There is no known cure for slumps. Some take luck to snap. Others require a freeing of the mind – as several professional athletes have said, “If you think, you stink.”
Miller’s slump has tangible reasons. There’s time he appears to be pressing, which can cause a player to be less productive. He is also playing more than ever – 91 percent of the snaps, a roughly 15 percent jump. And the Broncos have led only 35 percent of the time, leaving opponents to run the ball frequently. The Broncos rank 22nd in opponents' passing attempts and 23rd in sack percentage. Translation: there are fewer chances, and when missed, they sting.
Miller insisted to me Thursday that he was fine with his snap count.
“If I was playing 68 percent of the snaps and only had 2.5 sacks, it would be like, ‘We have to get Von back in the game. We need to get Von more shots at it.’ I have definitely taken all the shots I can take and left it all out there,” Miller said. “I have done as much as I can possibly do. And that’s what I’ve got. I am at peace, and I am just trying to play my best football. Around November is where I really turn it on and get spicy so I am hoping these next couple of games are good ones for me.”
It doesn’t help the Broncos continue losing. Miller began his career with five straight division titles, and a Super Bowl 50 MVP trophy, making him a player who transcended his sport. Denver sits at 2-5, staring at a third straight losing season for the first time since the drought of 1963-72. Still, Miller insisted they can turn it around even after the Broncos traded veteran receiver Emmanuel Sanders on Tuesday.
“We’re going through a tough patch here. We just want to get it right,” Miller said. “We want people that want to get it right with us. We want people that want to be Broncos…We want people that want to get it right with us.”
Miller can’t go a day without being reminded of his numbers, the team’s record, and his lack of sacks. There is no magic pill. No pixie dust to sprinkle. All he can do is roll up his sleeves and get back to work.
“There’s not a lot I can say about it,” Miller said. “But I am going to stay positive and keep going.”

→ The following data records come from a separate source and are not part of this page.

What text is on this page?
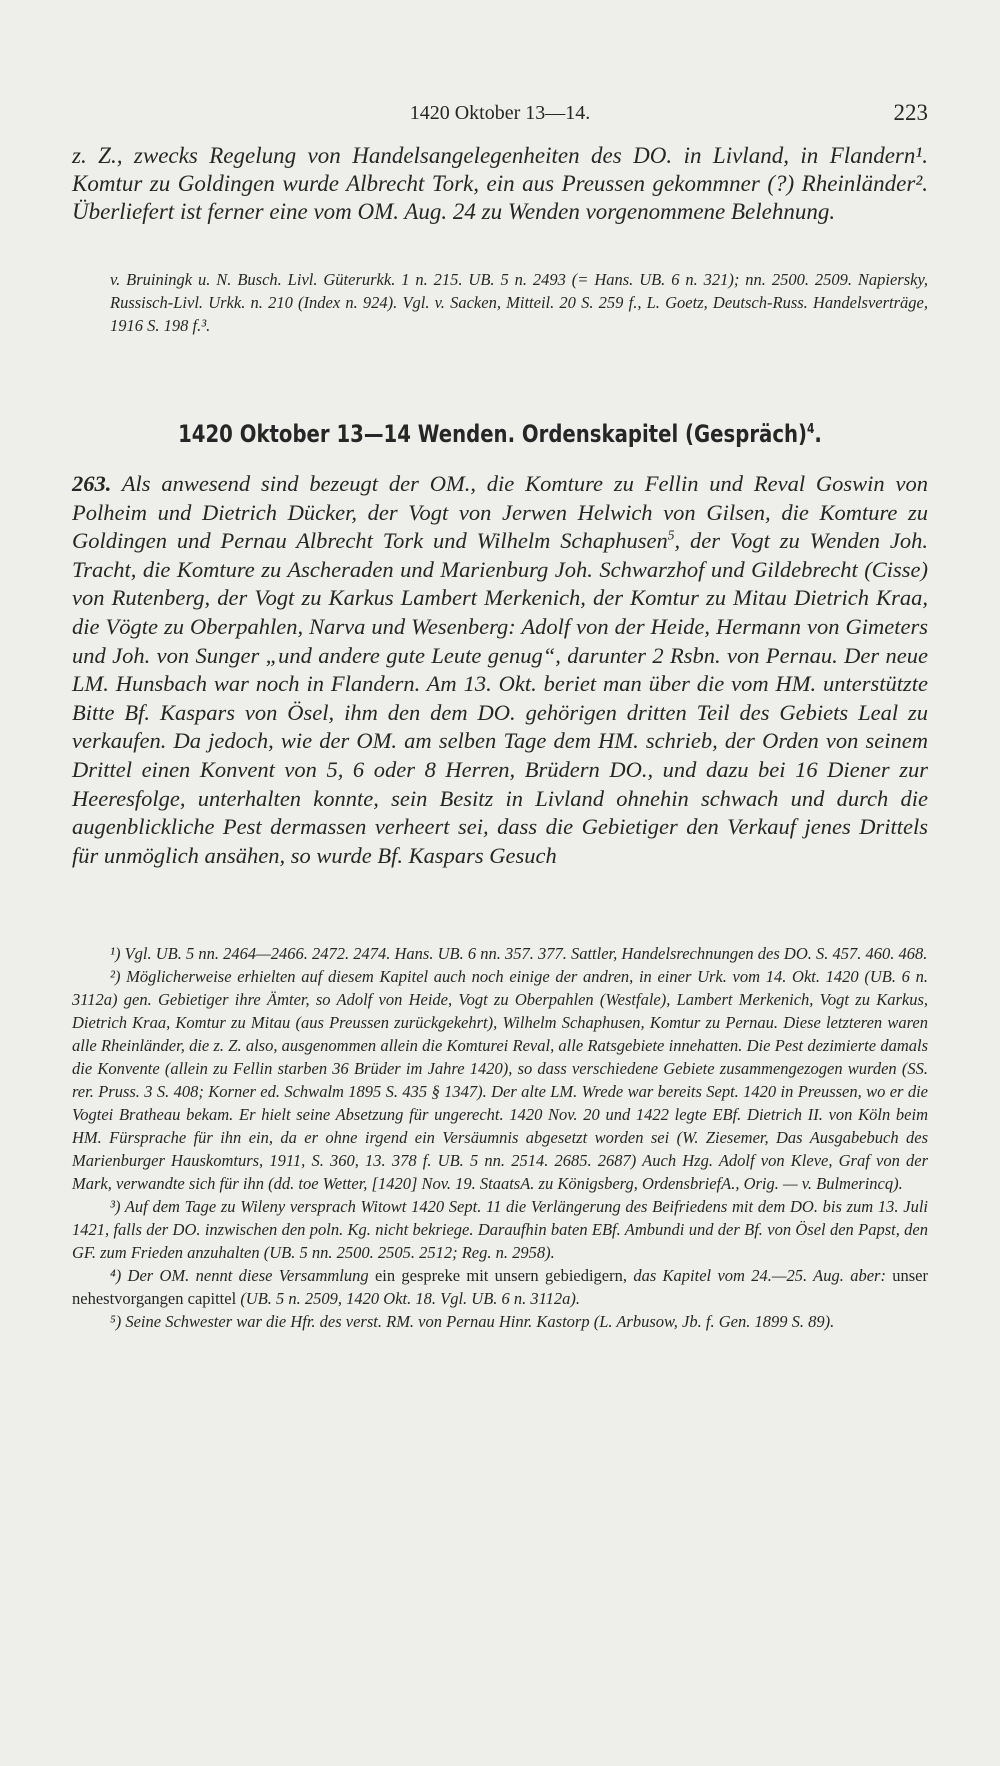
1420 Oktober 13—14.	223
z. Z., zwecks Regelung von Handelsangelegenheiten des DO. in Livland, in Flandern¹. Komtur zu Goldingen wurde Albrecht Tork, ein aus Preussen gekommner (?) Rheinländer². Überliefert ist ferner eine vom OM. Aug. 24 zu Wenden vorgenommene Belehnung.
v. Bruiningk u. N. Busch. Livl. Güterurkk. 1 n. 215. UB. 5 n. 2493 (= Hans. UB. 6 n. 321); nn. 2500. 2509. Napiersky, Russisch-Livl. Urkk. n. 210 (Index n. 924). Vgl. v. Sacken, Mitteil. 20 S. 259 f., L. Goetz, Deutsch-Russ. Handelsverträge, 1916 S. 198 f.³.
1420 Oktober 13—14 Wenden. Ordenskapitel (Gespräch)$^4$.
263. Als anwesend sind bezeugt der OM., die Komture zu Fellin und Reval Goswin von Polheim und Dietrich Dücker, der Vogt von Jerwen Helwich von Gilsen, die Komture zu Goldingen und Pernau Albrecht Tork und Wilhelm Schaphusen$^5$, der Vogt zu Wenden Joh. Tracht, die Komture zu Ascheraden und Marienburg Joh. Schwarzhof und Gildebrecht (Cisse) von Rutenberg, der Vogt zu Karkus Lambert Merkenich, der Komtur zu Mitau Dietrich Kraa, die Vögte zu Oberpahlen, Narva und Wesenberg: Adolf von der Heide, Hermann von Gimeters und Joh. von Sunger „und andere gute Leute genug“, darunter 2 Rsbn. von Pernau. Der neue LM. Hunsbach war noch in Flandern. Am 13. Okt. beriet man über die vom HM. unterstützte Bitte Bf. Kaspars von Ösel, ihm den dem DO. gehörigen dritten Teil des Gebiets Leal zu verkaufen. Da jedoch, wie der OM. am selben Tage dem HM. schrieb, der Orden von seinem Drittel einen Konvent von 5, 6 oder 8 Herren, Brüdern DO., und dazu bei 16 Diener zur Heeresfolge, unterhalten konnte, sein Besitz in Livland ohnehin schwach und durch die augenblickliche Pest dermassen verheert sei, dass die Gebietiger den Verkauf jenes Drittels für unmöglich ansähen, so wurde Bf. Kaspars Gesuch

¹) Vgl. UB. 5 nn. 2464—2466. 2472. 2474. Hans. UB. 6 nn. 357. 377. Sattler, Handelsrechnungen des DO. S. 457. 460. 468.

²) Möglicherweise erhielten auf diesem Kapitel auch noch einige der andren, in einer Urk. vom 14. Okt. 1420 (UB. 6 n. 3112a) gen. Gebietiger ihre Ämter, so Adolf von Heide, Vogt zu Oberpahlen (Westfale), Lambert Merkenich, Vogt zu Karkus, Dietrich Kraa, Komtur zu Mitau (aus Preussen zurückgekehrt), Wilhelm Schaphusen, Komtur zu Pernau. Diese letzteren waren alle Rheinländer, die z. Z. also, ausgenommen allein die Komturei Reval, alle Ratsgebiete innehatten. Die Pest dezimierte damals die Konvente (allein zu Fellin starben 36 Brüder im Jahre 1420), so dass verschiedene Gebiete zusammengezogen wurden (SS. rer. Pruss. 3 S. 408; Korner ed. Schwalm 1895 S. 435 § 1347). Der alte LM. Wrede war bereits Sept. 1420 in Preussen, wo er die Vogtei Bratheau bekam. Er hielt seine Absetzung für ungerecht. 1420 Nov. 20 und 1422 legte EBf. Dietrich II. von Köln beim HM. Fürsprache für ihn ein, da er ohne irgend ein Versäumnis abgesetzt worden sei (W. Ziesemer, Das Ausgabebuch des Marienburger Hauskomturs, 1911, S. 360, 13. 378 f. UB. 5 nn. 2514. 2685. 2687) Auch Hzg. Adolf von Kleve, Graf von der Mark, verwandte sich für ihn (dd. toe Wetter, [1420] Nov. 19. StaatsA. zu Königsberg, OrdensbriefA., Orig. — v. Bulmerincq).

³) Auf dem Tage zu Wileny versprach Witowt 1420 Sept. 11 die Verlängerung des Beifriedens mit dem DO. bis zum 13. Juli 1421, falls der DO. inzwischen den poln. Kg. nicht bekriege. Daraufhin baten EBf. Ambundi und der Bf. von Ösel den Papst, den GF. zum Frieden anzuhalten (UB. 5 nn. 2500. 2505. 2512; Reg. n. 2958).

⁴) Der OM. nennt diese Versammlung ein gespreke mit unsern gebiedigern, das Kapitel vom 24.—25. Aug. aber: unser nehestvorgangen capittel (UB. 5 n. 2509, 1420 Okt. 18. Vgl. UB. 6 n. 3112a).

⁵) Seine Schwester war die Hfr. des verst. RM. von Pernau Hinr. Kastorp (L. Arbusow, Jb. f. Gen. 1899 S. 89).
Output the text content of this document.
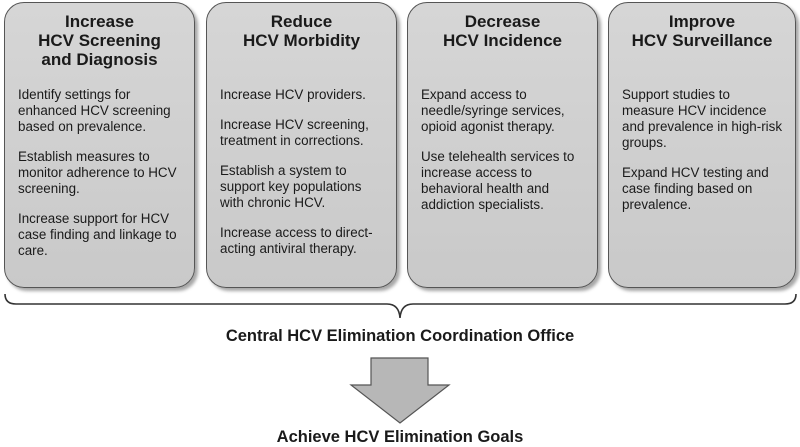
Increase
HCV Screening
and Diagnosis

Identify settings for enhanced HCV screening based on prevalence.

Establish measures to monitor adherence to HCV screening.

Increase support for HCV case finding and linkage to care.

Reduce
HCV Morbidity

Increase HCV providers.

Increase HCV screening, treatment in corrections.

Establish a system to support key populations with chronic HCV.

Increase access to direct-acting antiviral therapy.

Decrease
HCV Incidence

Expand access to needle/syringe services, opioid agonist therapy.

Use telehealth services to increase access to behavioral health and addiction specialists.

Improve
HCV Surveillance

Support studies to measure HCV incidence and prevalence in high-risk groups.

Expand HCV testing and case finding based on prevalence.

Central HCV Elimination Coordination Office
Achieve HCV Elimination Goals
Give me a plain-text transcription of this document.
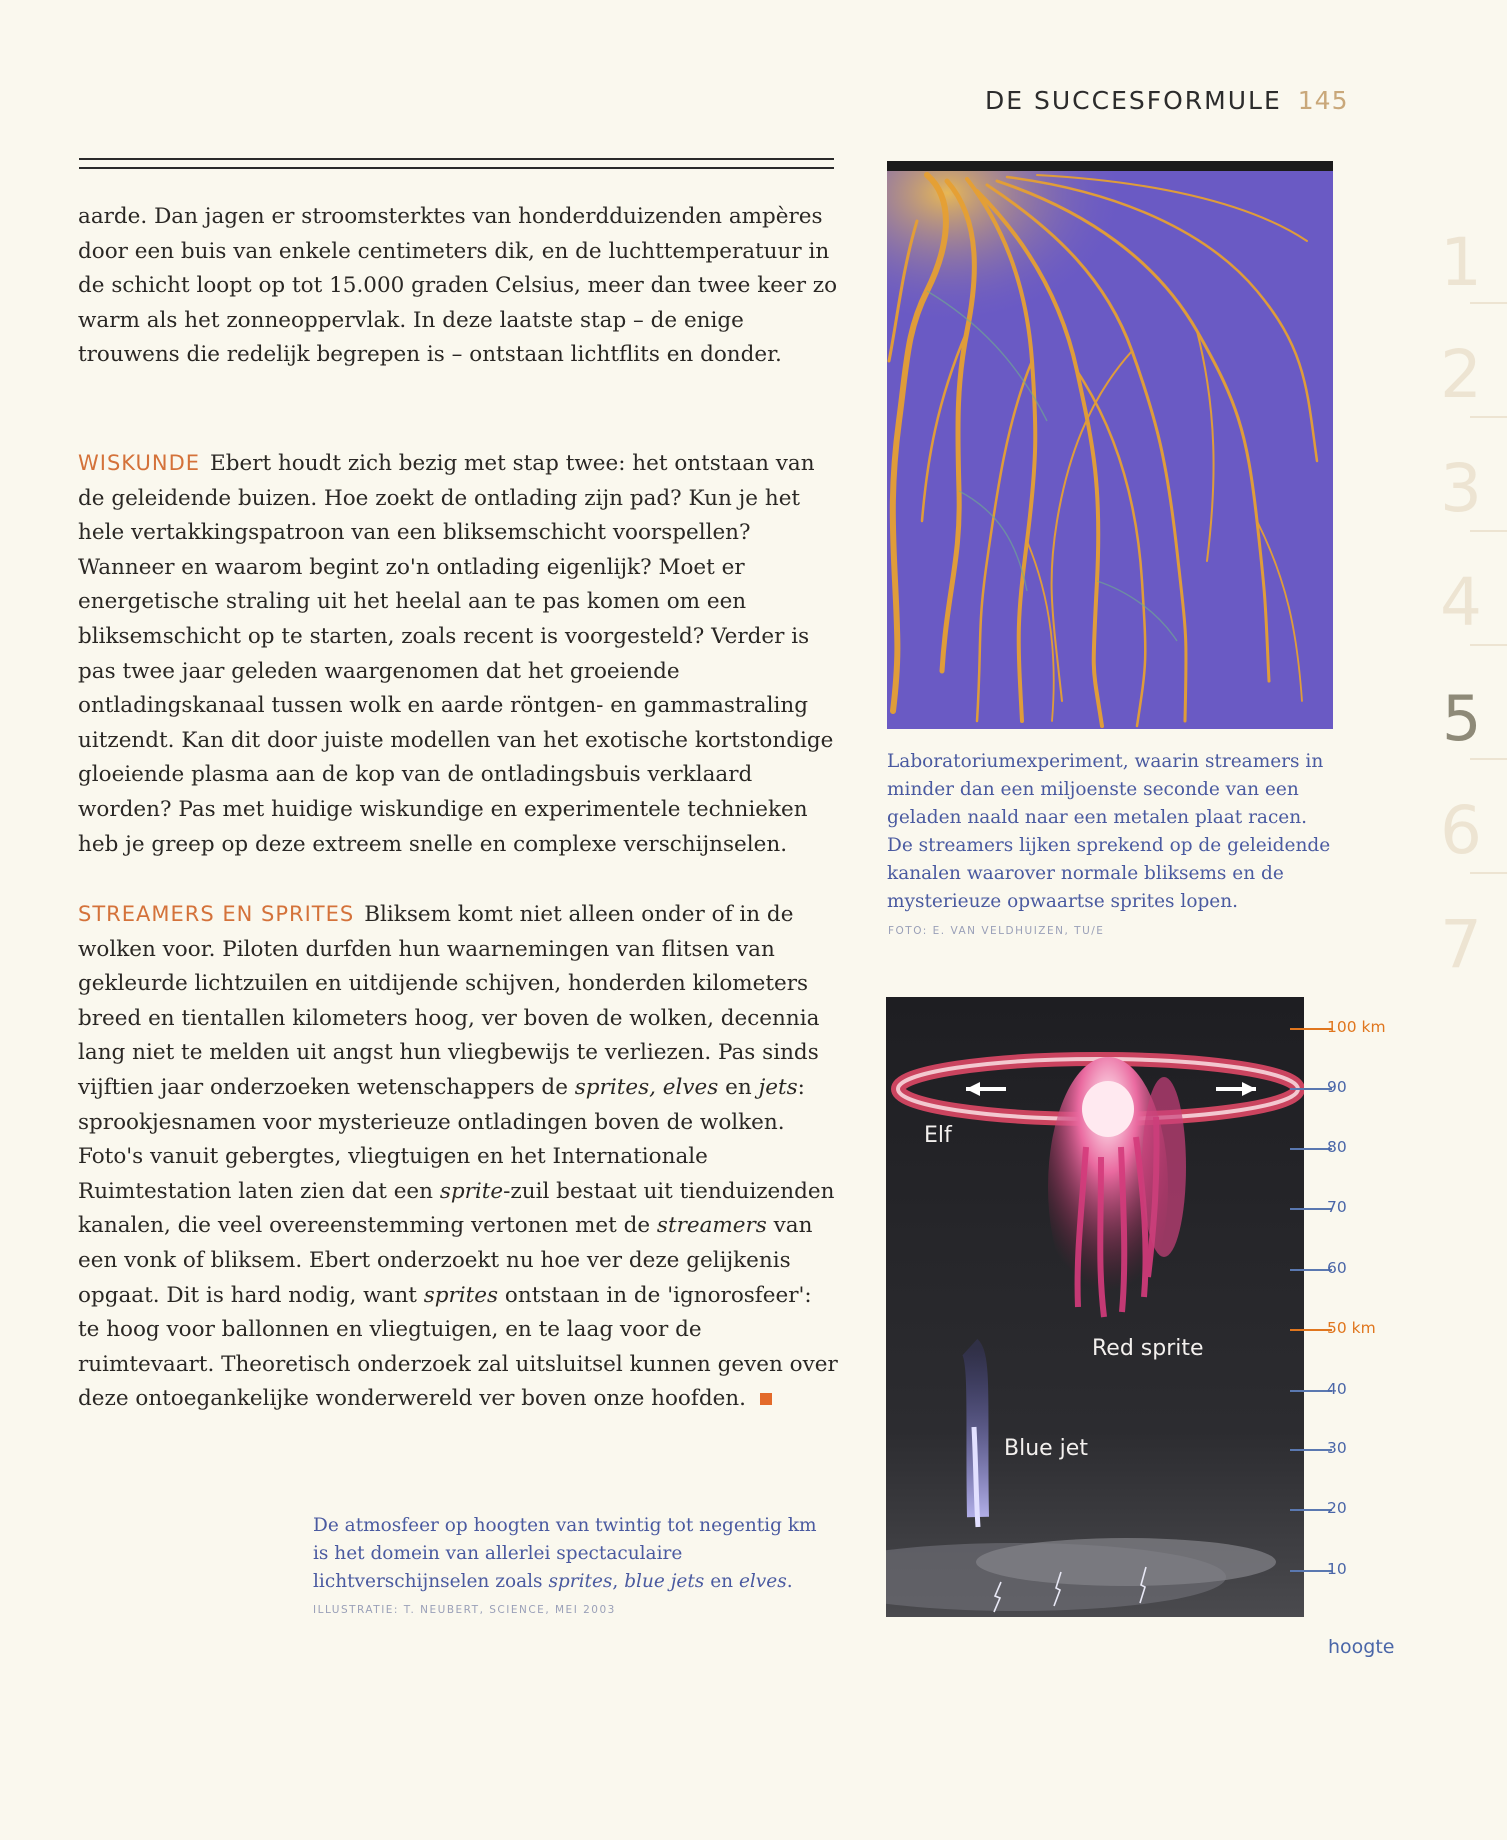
DE SUCCESFORMULE 145

aarde. Dan jagen er stroomsterktes van honderdduizenden ampères door een buis van enkele centimeters dik, en de luchttemperatuur in de schicht loopt op tot 15.000 graden Celsius, meer dan twee keer zo warm als het zonneoppervlak. In deze laatste stap – de enige trouwens die redelijk begrepen is – ontstaan lichtflits en donder.

WISKUNDE Ebert houdt zich bezig met stap twee: het ontstaan van de geleidende buizen. Hoe zoekt de ontlading zijn pad? Kun je het hele vertakkingspatroon van een bliksemschicht voorspellen? Wanneer en waarom begint zo'n ontlading eigenlijk? Moet er energetische straling uit het heelal aan te pas komen om een bliksemschicht op te starten, zoals recent is voorgesteld? Verder is pas twee jaar geleden waargenomen dat het groeiende ontladingskanaal tussen wolk en aarde röntgen- en gammastraling uitzendt. Kan dit door juiste modellen van het exotische kortstondige gloeiende plasma aan de kop van de ontladingsbuis verklaard worden? Pas met huidige wiskundige en experimentele technieken heb je greep op deze extreem snelle en complexe verschijnselen.

STREAMERS EN SPRITES Bliksem komt niet alleen onder of in de wolken voor. Piloten durfden hun waarnemingen van flitsen van gekleurde lichtzuilen en uitdijende schijven, honderden kilometers breed en tientallen kilometers hoog, ver boven de wolken, decennia lang niet te melden uit angst hun vliegbewijs te verliezen. Pas sinds vijftien jaar onderzoeken wetenschappers de sprites, elves en jets: sprookjesnamen voor mysterieuze ontladingen boven de wolken. Foto's vanuit gebergtes, vliegtuigen en het Internationale Ruimtestation laten zien dat een sprite-zuil bestaat uit tienduizenden kanalen, die veel overeenstemming vertonen met de streamers van een vonk of bliksem. Ebert onderzoekt nu hoe ver deze gelijkenis opgaat. Dit is hard nodig, want sprites ontstaan in de 'ignorosfeer': te hoog voor ballonnen en vliegtuigen, en te laag voor de ruimtevaart. Theoretisch onderzoek zal uitsluitsel kunnen geven over deze ontoegankelijke wonderwereld ver boven onze hoofden.

Laboratoriumexperiment, waarin streamers in minder dan een miljoenste seconde van een geladen naald naar een metalen plaat racen. De streamers lijken sprekend op de geleidende kanalen waarover normale bliksems en de mysterieuze opwaartse sprites lopen.
FOTO: E. VAN VELDHUIZEN, TU/E
Elf
Red sprite
Blue jet
100 km
90
80
70
60
50 km
40
30
20
10
hoogte
De atmosfeer op hoogten van twintig tot negentig km is het domein van allerlei spectaculaire lichtverschijnselen zoals sprites, blue jets en elves.
ILLUSTRATIE: T. NEUBERT, SCIENCE, MEI 2003
1
2
3
4
5
6
7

Broncos right tackle Ja'Wuan James remains rusty as he attempts to start Sunday for the first time since tearing his MCL on the 10th snap on opening night against Oakland. Fangio acknowledged that if James plays, they will use three tackles, meaning Garett Bolles could sit some for the first time. "It could happen that way, yeah," Fangio said. ... Broncos rookie quarterback Drew Lock is not practicing yet as he recovers from a thumb injury The thinking is this: The Broncos are slow playing the IR players, Lock among them. If the Broncos get to 4-5 in the next two weeks, they could activate someone like Theo Riddick instead of Lock. However, if the team continues on its current arc, Lock could be activated and possibly play some later in the season. ... As of now, nothing has changed with cornerback Chris Harris Jr.'s situation. Where the Broncos were motivated to move Sanders, they are not in the same spot with Harris. It would take a strong offer to unload the star, who will be responsible for guarding T.Y. Hilton this Sunday.